7. For the respondent Mr Bates acknowledged that there was a typing error in paragraph 42 of the determination, but pointed out that the appellant had not in any event weighed her English language competence against the appellant. As to the couple's self-sufficiency, the fact of the matter is that the parties do not meet the requirements of the Rules. They had failed to provide adequate evidence. There were no insurmountable obstacles to the parties living together in the future. It would likely be a matter of months before the appellant could return to the United Kingdom were she to return home to Turkey and then be in a position to satisfy the requirements of the Immigration Rules but, he submitted, there would be no undue delay in considering her application. As to her private life, the judge was correct. The appellant had only limited leave to remain in the United Kingdom and her leave in the United Kingdom was always precarious. Her interests could not possibly outweigh the public interest. He invited me to dismiss the appeal.

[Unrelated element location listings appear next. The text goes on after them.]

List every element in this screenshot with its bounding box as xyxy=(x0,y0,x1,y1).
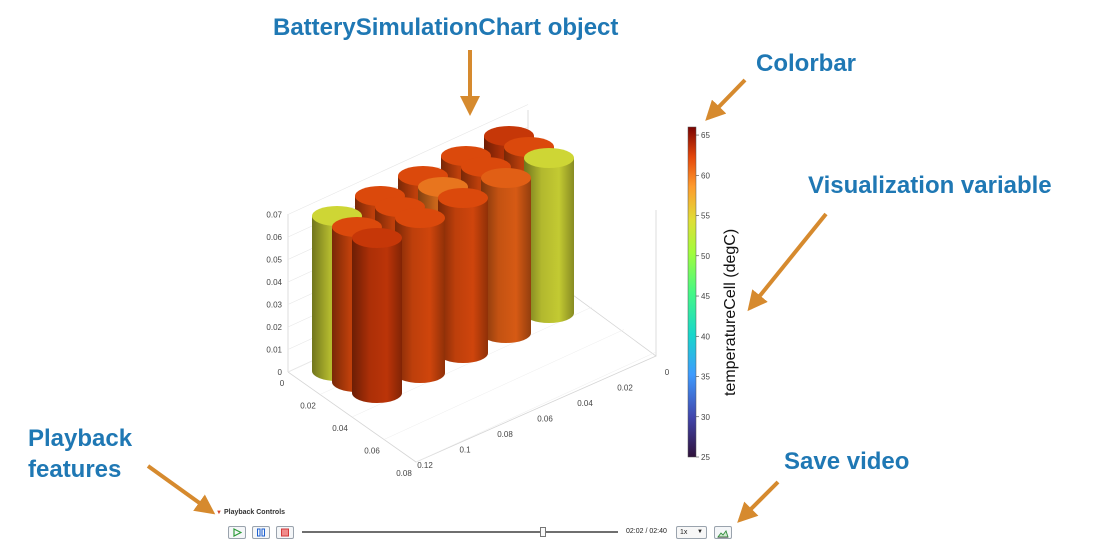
playback-controls-title: Playback Controls xyxy=(223,509,286,516)
y-tick-label: 0.02 xyxy=(300,402,316,411)
colorbar-ticks: 25 30 35 40 45 50 55 60 65 xyxy=(696,131,710,462)
battery-cell-body xyxy=(395,218,445,383)
annotation-visualization-variable: Visualization variable xyxy=(808,172,1052,199)
colorbar-gradient xyxy=(687,126,697,458)
x-tick-label: 0.06 xyxy=(537,415,553,424)
z-tick-label: 0.01 xyxy=(266,346,282,355)
colorbar: 25 30 35 40 45 50 55 60 65 temperatureCell (degC… xyxy=(687,126,739,462)
colorbar-tick-label: 40 xyxy=(701,332,710,341)
playback-time-display: 02:02 / 02:40 xyxy=(626,528,667,535)
annotation-playback-features-line2: features xyxy=(28,456,122,483)
playback-speed-dropdown[interactable]: 1x ▼ xyxy=(676,526,707,539)
y-tick-label: 0 xyxy=(280,379,285,388)
pause-button[interactable] xyxy=(252,526,270,539)
x-tick-label: 0.04 xyxy=(577,399,593,408)
colorbar-tick-label: 30 xyxy=(701,413,710,422)
z-tick-label: 0.03 xyxy=(266,301,282,310)
z-tick-label: 0.06 xyxy=(266,233,282,242)
battery-cells xyxy=(312,126,574,403)
battery-cell xyxy=(438,188,488,363)
x-tick-label: 0.1 xyxy=(459,446,471,455)
battery-cell-body xyxy=(352,238,402,403)
battery-cell-top xyxy=(352,228,402,248)
y-tick-label: 0.08 xyxy=(396,469,412,478)
arrow-colorbar xyxy=(705,78,747,121)
z-gridline xyxy=(287,104,529,215)
pause-icon xyxy=(257,528,265,537)
colorbar-tick-label: 60 xyxy=(701,171,710,180)
battery-cell xyxy=(352,228,402,403)
battery-cell-body xyxy=(438,198,488,363)
z-tick-label: 0.02 xyxy=(266,323,282,332)
playback-slider-track[interactable] xyxy=(302,531,618,533)
stop-icon xyxy=(281,528,289,537)
colorbar-label: temperatureCell (degC) xyxy=(722,229,739,396)
z-tick-label: 0 xyxy=(278,368,283,377)
battery-cell xyxy=(481,168,531,343)
playback-controls-header[interactable]: ▼ Playback Controls xyxy=(216,509,285,516)
battery-cell-top xyxy=(524,148,574,168)
arrow-save-video xyxy=(737,480,780,523)
save-video-icon xyxy=(717,529,729,538)
stop-button[interactable] xyxy=(276,526,294,539)
play-button[interactable] xyxy=(228,526,246,539)
annotation-save-video: Save video xyxy=(784,448,910,475)
battery-cell xyxy=(524,148,574,323)
battery-cell-top xyxy=(395,208,445,228)
colorbar-tick-label: 65 xyxy=(701,131,710,140)
play-icon xyxy=(233,528,242,537)
battery-cell xyxy=(395,208,445,383)
arrow-playback-features xyxy=(146,464,216,515)
battery-cell-body xyxy=(524,158,574,323)
colorbar-tick-label: 45 xyxy=(701,292,710,301)
battery-cell-top xyxy=(438,188,488,208)
arrow-visualization-variable xyxy=(747,212,828,312)
z-tick-label: 0.05 xyxy=(266,256,282,265)
battery-cell-body xyxy=(481,178,531,343)
colorbar-tick-label: 50 xyxy=(701,252,710,261)
x-tick-label: 0.02 xyxy=(617,384,633,393)
colorbar-tick-label: 25 xyxy=(701,453,710,462)
x-tick-label: 0.12 xyxy=(417,461,433,470)
playback-slider-thumb[interactable] xyxy=(539,527,546,537)
playback-speed-value: 1x xyxy=(680,529,688,536)
colorbar-tick-label: 35 xyxy=(701,373,710,382)
annotation-playback-features-line1: Playback xyxy=(28,425,133,452)
collapse-triangle-icon: ▼ xyxy=(216,510,222,516)
axis-tick-labels: 0 0.01 0.02 0.03 0.04 0.05 0.06 0.07 0 0.02 0.04 0.… xyxy=(266,211,669,479)
annotation-chart-object: BatterySimulationChart object xyxy=(273,14,619,41)
x-tick-label: 0.08 xyxy=(497,430,513,439)
y-tick-label: 0.04 xyxy=(332,424,348,433)
chevron-down-icon: ▼ xyxy=(697,529,703,535)
colorbar-tick-label: 55 xyxy=(701,212,710,221)
y-gridline xyxy=(415,351,657,463)
battery-cell-top xyxy=(481,168,531,188)
save-video-button[interactable] xyxy=(714,526,732,539)
y-tick-label: 0.06 xyxy=(364,447,380,456)
y-gridline xyxy=(383,329,625,440)
annotation-colorbar: Colorbar xyxy=(756,50,857,77)
z-tick-label: 0.07 xyxy=(266,211,282,220)
z-tick-label: 0.04 xyxy=(266,278,282,287)
x-tick-label: 0 xyxy=(665,368,670,377)
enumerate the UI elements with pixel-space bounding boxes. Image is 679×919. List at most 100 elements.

8. Mr Trussler addressed me briefly in response. He confirmed that his client was 23 years of age. I pointed out that this was not a case where if the appellant were to return to Turkey she would be so old on her return that she would not able to be continue with fertility treatment if she was in need of it. I explained that I was not unsympathetic to the appellant, but in the absence of any circumstances which would permit the grant of the appellant's Article 8 claim outwith the Immigration Rules, I could not see how I could disturb the determination because it appeared on the face of it that there was no material error of law. He appeared to accept that there were no such circumstances which would entitle me to allow the appeal on Article 8 grounds outside the Immigration Rules. I do not believe that counsel could have said anything further on behalf of the appellant.
9. Having listened very carefully to Mr Trussler's submissions and having read the determination in the light of the grounds of appeal, I believe the judge was correct to find that while the appellant and her husband had not claimed benefits and had been supporting themselves with the help of family, her failure to provide evidence as to satisfy the requirements of the Immigration Rules, in respect of maintenance is a consideration which weighs against the appellant. I also believe that the judge was entitled to give little weight to the appellant's private life since she had only ever been admitted to the United Kingdom on a temporary basis and had actually overstayed her leave. Her leave in the United Kingdom had always been precarious.
10. Parliament has decided what is in the public interest and I find on the facts that the judge had no alternative but to find as he did. The making of the decision by First-tier Tribunal Judge A J Parker did not involve the making of an error on a point of law. I uphold his decision.
11. No anonymity direction is made.
Richard Chalkley
Upper Tribunal Judge Chalkley
TO THE RESPONDENT
FEE AWARD
I have dismissed the appeal and therefore there can be no fee award.